BA : Cet ouvrage-là est issu d’un colloque à la Fondation Jean Jaurès qui a eu lieu le 1er février 2016. J’étais intervenu sur l’aspect émotionnel et cognitif, avec une approche assez sociologique du phénomène, dans la même ligne que Xavier Crettiez. Thomas Lindemann, par exemple, s’était intéressé à la question de l’estime de soi… Ces interventions ont été retranscrites et nous avions trouvé intéressant de les publier sous forme de livre. Ce qu’on disait alors s’accorde avec le rapport publié en août 2017.

Quant à « Soldats de Dieu », il découle directement du travail effectué pour le rapport commandé par le ministère de la Justice. On y explique qu’on ne peut pas établir de profil-type.

Enquêteurs sur les lieux de l'attaque au camion-bélier du 14 juillet 2016 à Nice (AFP)

À partir des attentats de septembre 2001, la question du « pourquoi » s’est posée, et à l’époque, c’étaient les psychologues qui s’y intéressaient le plus. Les travaux les plus nombreux dans ce domaine s’appuyaient essentiellement sur des analyses psychologiques ou psychosociologiques. On essayait alors d’établir des profils. Mais très vite, on s’est rendu compte que c’était très difficile d’y parvenir.

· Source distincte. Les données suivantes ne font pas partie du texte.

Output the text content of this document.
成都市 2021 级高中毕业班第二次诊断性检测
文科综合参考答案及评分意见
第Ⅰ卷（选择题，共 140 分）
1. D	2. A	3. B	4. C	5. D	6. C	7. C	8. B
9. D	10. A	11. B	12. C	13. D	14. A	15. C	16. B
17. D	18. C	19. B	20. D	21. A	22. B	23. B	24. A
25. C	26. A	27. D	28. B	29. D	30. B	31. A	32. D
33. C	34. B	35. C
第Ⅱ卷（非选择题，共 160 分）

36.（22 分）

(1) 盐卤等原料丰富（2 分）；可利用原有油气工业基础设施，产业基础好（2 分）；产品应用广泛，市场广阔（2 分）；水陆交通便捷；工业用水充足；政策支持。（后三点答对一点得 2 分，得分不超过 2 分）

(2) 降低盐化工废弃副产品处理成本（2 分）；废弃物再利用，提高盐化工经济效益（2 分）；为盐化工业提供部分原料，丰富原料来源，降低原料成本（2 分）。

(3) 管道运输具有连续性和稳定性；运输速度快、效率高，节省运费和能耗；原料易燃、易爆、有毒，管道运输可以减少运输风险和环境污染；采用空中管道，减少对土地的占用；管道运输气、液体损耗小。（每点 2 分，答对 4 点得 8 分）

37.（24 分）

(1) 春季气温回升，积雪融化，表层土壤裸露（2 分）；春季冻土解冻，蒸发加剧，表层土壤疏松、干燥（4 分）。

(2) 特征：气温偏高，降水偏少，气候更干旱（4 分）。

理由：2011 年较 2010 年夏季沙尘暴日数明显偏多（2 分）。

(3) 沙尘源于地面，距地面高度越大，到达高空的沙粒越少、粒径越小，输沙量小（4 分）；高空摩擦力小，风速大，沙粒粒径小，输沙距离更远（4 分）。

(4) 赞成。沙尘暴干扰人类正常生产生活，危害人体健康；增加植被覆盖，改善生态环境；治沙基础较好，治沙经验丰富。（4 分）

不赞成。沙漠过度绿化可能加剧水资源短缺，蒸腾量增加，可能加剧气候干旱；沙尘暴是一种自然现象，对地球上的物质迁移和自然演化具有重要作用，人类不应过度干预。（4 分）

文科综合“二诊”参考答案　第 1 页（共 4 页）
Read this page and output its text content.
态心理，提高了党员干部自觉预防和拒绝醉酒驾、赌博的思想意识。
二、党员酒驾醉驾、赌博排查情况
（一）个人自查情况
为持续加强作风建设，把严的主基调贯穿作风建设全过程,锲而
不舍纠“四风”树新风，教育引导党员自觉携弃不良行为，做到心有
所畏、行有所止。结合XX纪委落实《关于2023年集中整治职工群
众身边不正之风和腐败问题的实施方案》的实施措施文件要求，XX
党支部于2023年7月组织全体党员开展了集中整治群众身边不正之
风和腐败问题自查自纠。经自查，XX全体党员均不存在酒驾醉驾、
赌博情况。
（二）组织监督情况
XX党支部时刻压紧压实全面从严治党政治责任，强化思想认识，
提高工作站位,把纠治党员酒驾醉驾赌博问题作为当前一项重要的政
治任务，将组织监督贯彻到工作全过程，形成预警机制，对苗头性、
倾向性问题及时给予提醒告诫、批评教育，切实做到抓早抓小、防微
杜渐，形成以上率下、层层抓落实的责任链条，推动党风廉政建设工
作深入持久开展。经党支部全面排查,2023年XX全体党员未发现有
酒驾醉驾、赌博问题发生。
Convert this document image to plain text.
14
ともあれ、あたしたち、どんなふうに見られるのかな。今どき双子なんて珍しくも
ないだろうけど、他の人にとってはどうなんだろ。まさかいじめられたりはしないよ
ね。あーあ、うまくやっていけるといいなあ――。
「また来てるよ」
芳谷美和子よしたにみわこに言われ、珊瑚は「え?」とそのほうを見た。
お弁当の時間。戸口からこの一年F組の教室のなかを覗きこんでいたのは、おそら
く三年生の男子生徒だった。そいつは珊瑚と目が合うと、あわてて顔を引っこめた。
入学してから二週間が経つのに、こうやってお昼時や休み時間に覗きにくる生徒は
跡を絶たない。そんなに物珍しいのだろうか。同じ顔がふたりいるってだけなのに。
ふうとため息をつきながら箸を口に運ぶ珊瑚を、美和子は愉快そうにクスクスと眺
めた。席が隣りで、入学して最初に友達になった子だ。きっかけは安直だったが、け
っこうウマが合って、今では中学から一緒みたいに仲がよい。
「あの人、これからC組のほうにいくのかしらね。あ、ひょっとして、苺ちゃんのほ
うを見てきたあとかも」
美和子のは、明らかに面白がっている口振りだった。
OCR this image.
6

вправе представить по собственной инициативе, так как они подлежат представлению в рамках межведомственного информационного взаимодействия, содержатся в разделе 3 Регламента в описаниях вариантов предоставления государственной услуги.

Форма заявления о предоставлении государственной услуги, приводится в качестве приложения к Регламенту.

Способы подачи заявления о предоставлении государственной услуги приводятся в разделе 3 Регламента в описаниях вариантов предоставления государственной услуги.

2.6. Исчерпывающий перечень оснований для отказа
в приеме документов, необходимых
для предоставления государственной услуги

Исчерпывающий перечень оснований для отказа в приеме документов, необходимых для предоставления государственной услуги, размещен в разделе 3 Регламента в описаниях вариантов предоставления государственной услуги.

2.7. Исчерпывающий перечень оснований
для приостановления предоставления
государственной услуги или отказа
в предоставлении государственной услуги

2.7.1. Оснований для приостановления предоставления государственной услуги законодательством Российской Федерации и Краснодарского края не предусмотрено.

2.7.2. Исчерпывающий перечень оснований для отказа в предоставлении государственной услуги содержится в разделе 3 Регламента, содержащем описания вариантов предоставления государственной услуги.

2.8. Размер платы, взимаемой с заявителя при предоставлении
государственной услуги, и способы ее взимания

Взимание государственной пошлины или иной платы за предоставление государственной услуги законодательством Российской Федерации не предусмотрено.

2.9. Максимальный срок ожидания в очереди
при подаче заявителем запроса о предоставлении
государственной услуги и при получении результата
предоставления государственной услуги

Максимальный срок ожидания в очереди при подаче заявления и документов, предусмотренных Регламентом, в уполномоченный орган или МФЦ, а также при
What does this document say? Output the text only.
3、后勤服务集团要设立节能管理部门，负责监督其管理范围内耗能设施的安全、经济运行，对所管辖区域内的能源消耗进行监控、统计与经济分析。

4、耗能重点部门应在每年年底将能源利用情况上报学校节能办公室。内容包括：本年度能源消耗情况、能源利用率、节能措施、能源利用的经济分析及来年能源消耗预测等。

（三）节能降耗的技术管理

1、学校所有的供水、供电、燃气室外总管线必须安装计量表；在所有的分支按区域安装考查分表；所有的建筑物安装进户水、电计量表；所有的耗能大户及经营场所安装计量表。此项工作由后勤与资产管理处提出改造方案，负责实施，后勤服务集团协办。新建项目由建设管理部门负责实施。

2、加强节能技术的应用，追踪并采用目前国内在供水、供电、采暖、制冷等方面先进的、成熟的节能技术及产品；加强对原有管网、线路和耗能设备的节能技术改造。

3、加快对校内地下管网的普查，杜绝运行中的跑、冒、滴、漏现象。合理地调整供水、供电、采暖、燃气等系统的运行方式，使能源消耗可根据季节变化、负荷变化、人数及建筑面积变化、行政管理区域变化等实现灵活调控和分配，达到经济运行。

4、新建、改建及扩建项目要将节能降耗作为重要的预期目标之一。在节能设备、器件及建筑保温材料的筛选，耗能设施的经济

C’est là qu’est venue l’idée de basculer vers une question plus pratique, avec plus de recul, c’est le « comment ». Comment on est passé de la pensée à l’acte ? Le « pourquoi » n’a pas été délaissé mais le « comment » devient central. On essaie de déconstruire le processus et les facteurs les plus déterminants, sans prétendre qu’il existe des étapes types qui mènent une personne à devenir djihadiste. Ce n’est pas ça le but. Ce dont il s’agit, c’est identifier les mécanismes.

MEE : Dans le livre, vous abordez beaucoup la question des textes, de la religion, de la géopolitique, mais moins l’aspect social. Était-ce dû au questionnaire que vous aviez établi ?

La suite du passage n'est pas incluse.